Quarry cleared over deadly Grantham floods
The sheer magnitude of rainfall, not man-made features, caused the floods in the Lockyer Valley in southeast Queensland that killed 12 people and destroyed more than 50 homes, a commission of inquiry has found.
The inquiry was investigating whether a breach at a local quarry or railway line embankments in Grantham exacerbated the flooding on January 10 2011.
“Quarry or no quarry, railway line or no railway line, if there is ever another sudden dump of water in the upper catchment of Lockyer Creek of the order that fell… the same thing will happen again,” the inquiry concluded.
Walter Sofronoff QC led the $2.5 million inquiry and has made no recommendations in his 236-page report, putting the event down to an act of nature.

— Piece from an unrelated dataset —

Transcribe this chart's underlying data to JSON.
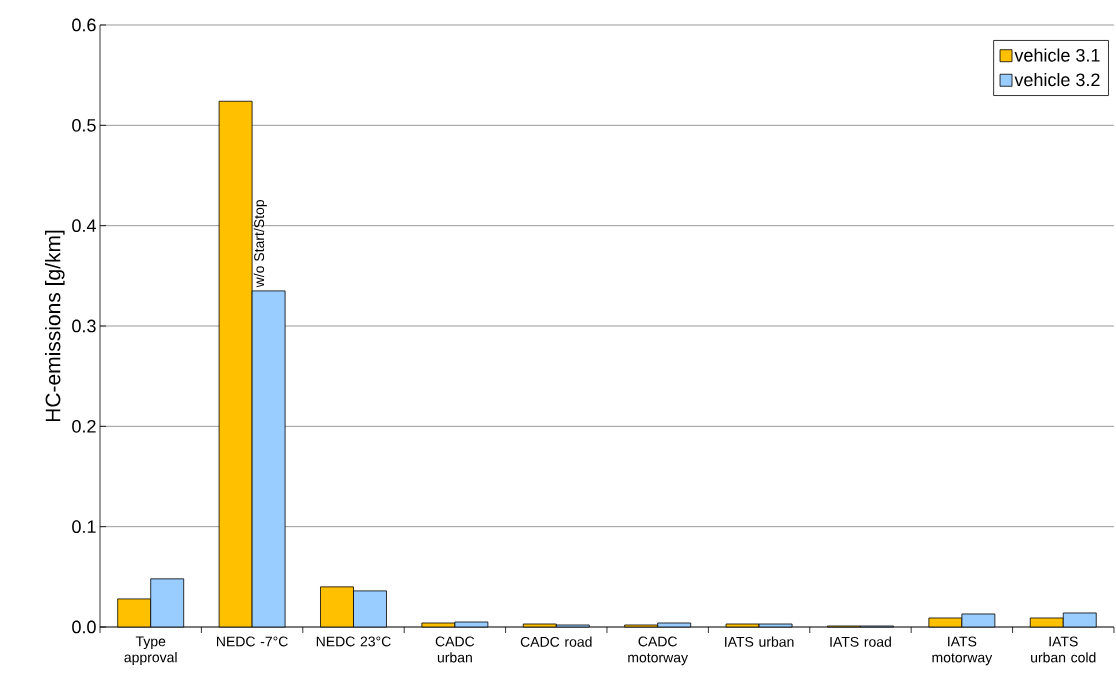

The report was presented to Queensland Premier Annastacia Palaszczuk earlier this month.
Mr Sofronoff says quarry owner Denis Wagner and his family were unfairly targeted as culprits for the flood.

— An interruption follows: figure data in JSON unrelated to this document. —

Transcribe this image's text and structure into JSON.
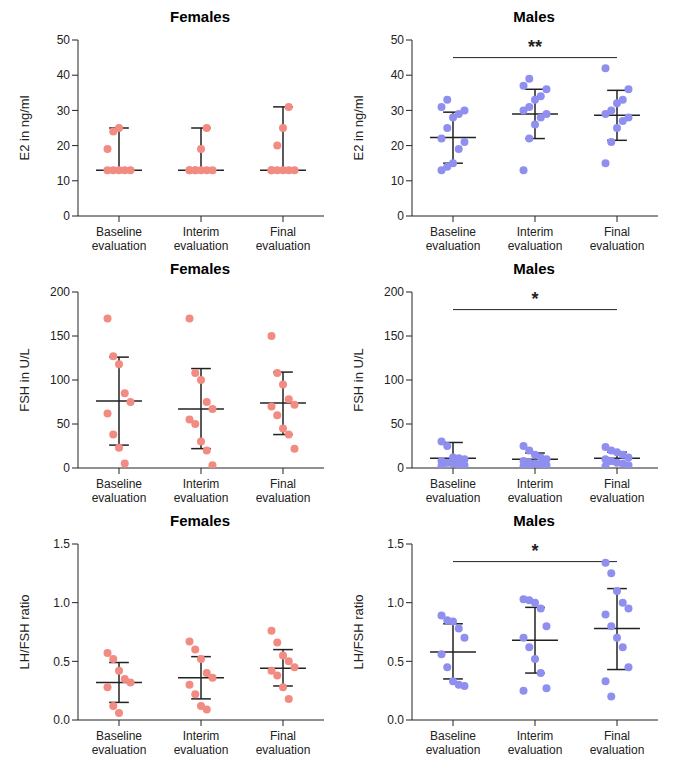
{
  "chart_data": [
    {
      "type": "scatter",
      "title": "Females",
      "y_label": "E2 in ng/ml",
      "color": "#f28b82",
      "categories": [
        "Baseline evaluation",
        "Interim evaluation",
        "Final evaluation"
      ],
      "ylim": [
        0,
        50
      ],
      "yticks": [
        0,
        10,
        20,
        30,
        40,
        50
      ],
      "points": [
        [
          13,
          13,
          13,
          13,
          13,
          19,
          24,
          25
        ],
        [
          13,
          13,
          13,
          13,
          13,
          13,
          13,
          19,
          25
        ],
        [
          13,
          13,
          13,
          13,
          13,
          13,
          20,
          25,
          31
        ]
      ],
      "error_bars": [
        {
          "center": 13,
          "low": 13,
          "high": 25
        },
        {
          "center": 13,
          "low": 13,
          "high": 25
        },
        {
          "center": 13,
          "low": 13,
          "high": 31
        }
      ],
      "annotations": []
    },
    {
      "type": "scatter",
      "title": "Males",
      "y_label": "E2 in ng/ml",
      "color": "#8f8ff0",
      "categories": [
        "Baseline evaluation",
        "Interim evaluation",
        "Final evaluation"
      ],
      "ylim": [
        0,
        50
      ],
      "yticks": [
        0,
        10,
        20,
        30,
        40,
        50
      ],
      "points": [
        [
          13,
          14,
          15,
          19,
          21,
          22,
          25,
          28,
          29,
          30,
          31,
          33
        ],
        [
          13,
          22,
          26,
          28,
          29,
          30,
          31,
          33,
          34,
          36,
          37,
          39
        ],
        [
          15,
          21,
          25,
          27,
          28,
          29,
          30,
          32,
          33,
          36,
          42
        ]
      ],
      "error_bars": [
        {
          "center": 22.3,
          "low": 15,
          "high": 29.5
        },
        {
          "center": 29,
          "low": 22,
          "high": 36
        },
        {
          "center": 28.6,
          "low": 21.5,
          "high": 35.7
        }
      ],
      "annotations": [
        {
          "from": "Baseline evaluation",
          "to": "Final evaluation",
          "y": 45,
          "label": "**"
        }
      ]
    },
    {
      "type": "scatter",
      "title": "Females",
      "y_label": "FSH in U/L",
      "color": "#f28b82",
      "categories": [
        "Baseline evaluation",
        "Interim evaluation",
        "Final evaluation"
      ],
      "ylim": [
        0,
        200
      ],
      "yticks": [
        0,
        50,
        100,
        150,
        200
      ],
      "points": [
        [
          170,
          127,
          118,
          85,
          75,
          62,
          38,
          23,
          5
        ],
        [
          170,
          108,
          100,
          75,
          67,
          55,
          50,
          30,
          20,
          3
        ],
        [
          150,
          108,
          95,
          78,
          72,
          70,
          60,
          45,
          38,
          22
        ]
      ],
      "error_bars": [
        {
          "center": 76,
          "low": 26,
          "high": 126
        },
        {
          "center": 67,
          "low": 22,
          "high": 113
        },
        {
          "center": 74,
          "low": 38,
          "high": 109
        }
      ],
      "annotations": []
    },
    {
      "type": "scatter",
      "title": "Males",
      "y_label": "FSH in U/L",
      "color": "#8f8ff0",
      "categories": [
        "Baseline evaluation",
        "Interim evaluation",
        "Final evaluation"
      ],
      "ylim": [
        0,
        200
      ],
      "yticks": [
        0,
        50,
        100,
        150,
        200
      ],
      "points": [
        [
          30,
          25,
          12,
          11,
          10,
          8,
          6,
          5,
          4,
          3,
          2
        ],
        [
          25,
          20,
          15,
          12,
          10,
          8,
          6,
          5,
          4,
          3,
          2,
          1
        ],
        [
          24,
          20,
          18,
          15,
          12,
          10,
          8,
          6,
          5,
          3,
          2
        ]
      ],
      "error_bars": [
        {
          "center": 11,
          "low": 3,
          "high": 29
        },
        {
          "center": 10,
          "low": 4,
          "high": 17
        },
        {
          "center": 11,
          "low": 5,
          "high": 18
        }
      ],
      "annotations": [
        {
          "from": "Baseline evaluation",
          "to": "Final evaluation",
          "y": 180,
          "label": "*"
        }
      ]
    },
    {
      "type": "scatter",
      "title": "Females",
      "y_label": "LH/FSH ratio",
      "color": "#f28b82",
      "categories": [
        "Baseline evaluation",
        "Interim evaluation",
        "Final evaluation"
      ],
      "ylim": [
        0,
        1.5
      ],
      "yticks": [
        {
          "value": 0,
          "label": "0.0"
        },
        {
          "value": 0.5,
          "label": "0.5"
        },
        {
          "value": 1,
          "label": "1.0"
        },
        {
          "value": 1.5,
          "label": "1.5"
        }
      ],
      "points": [
        [
          0.57,
          0.52,
          0.42,
          0.35,
          0.32,
          0.28,
          0.12,
          0.06
        ],
        [
          0.67,
          0.6,
          0.52,
          0.4,
          0.36,
          0.3,
          0.22,
          0.12,
          0.09
        ],
        [
          0.76,
          0.66,
          0.55,
          0.5,
          0.45,
          0.42,
          0.38,
          0.28,
          0.18
        ]
      ],
      "error_bars": [
        {
          "center": 0.32,
          "low": 0.15,
          "high": 0.49
        },
        {
          "center": 0.36,
          "low": 0.18,
          "high": 0.54
        },
        {
          "center": 0.44,
          "low": 0.29,
          "high": 0.6
        }
      ],
      "annotations": []
    },
    {
      "type": "scatter",
      "title": "Males",
      "y_label": "LH/FSH ratio",
      "color": "#8f8ff0",
      "categories": [
        "Baseline evaluation",
        "Interim evaluation",
        "Final evaluation"
      ],
      "ylim": [
        0,
        1.5
      ],
      "yticks": [
        {
          "value": 0,
          "label": "0.0"
        },
        {
          "value": 0.5,
          "label": "0.5"
        },
        {
          "value": 1,
          "label": "1.0"
        },
        {
          "value": 1.5,
          "label": "1.5"
        }
      ],
      "points": [
        [
          0.89,
          0.85,
          0.84,
          0.78,
          0.7,
          0.56,
          0.45,
          0.33,
          0.3,
          0.29
        ],
        [
          1.03,
          1.02,
          1.0,
          0.95,
          0.8,
          0.7,
          0.62,
          0.52,
          0.4,
          0.27,
          0.25
        ],
        [
          1.34,
          1.25,
          1.1,
          1.0,
          0.95,
          0.9,
          0.8,
          0.7,
          0.62,
          0.45,
          0.33,
          0.2
        ]
      ],
      "error_bars": [
        {
          "center": 0.58,
          "low": 0.35,
          "high": 0.82
        },
        {
          "center": 0.68,
          "low": 0.4,
          "high": 0.96
        },
        {
          "center": 0.78,
          "low": 0.43,
          "high": 1.12
        }
      ],
      "annotations": [
        {
          "from": "Baseline evaluation",
          "to": "Final evaluation",
          "y": 1.35,
          "label": "*"
        }
      ]
    }
  ]
}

“I think they were unjustly blamed by some people and I think they were viciously blamed by some elements of the media, and they shouldn’t have been,” he said.
It was the second probe into the disaster, with the first one part of the wider Queensland Floods Commission of Inquiry in 2012.
Some residents campaigned for a specific inquiry into the Grantham flood, believing the quarry was to blame.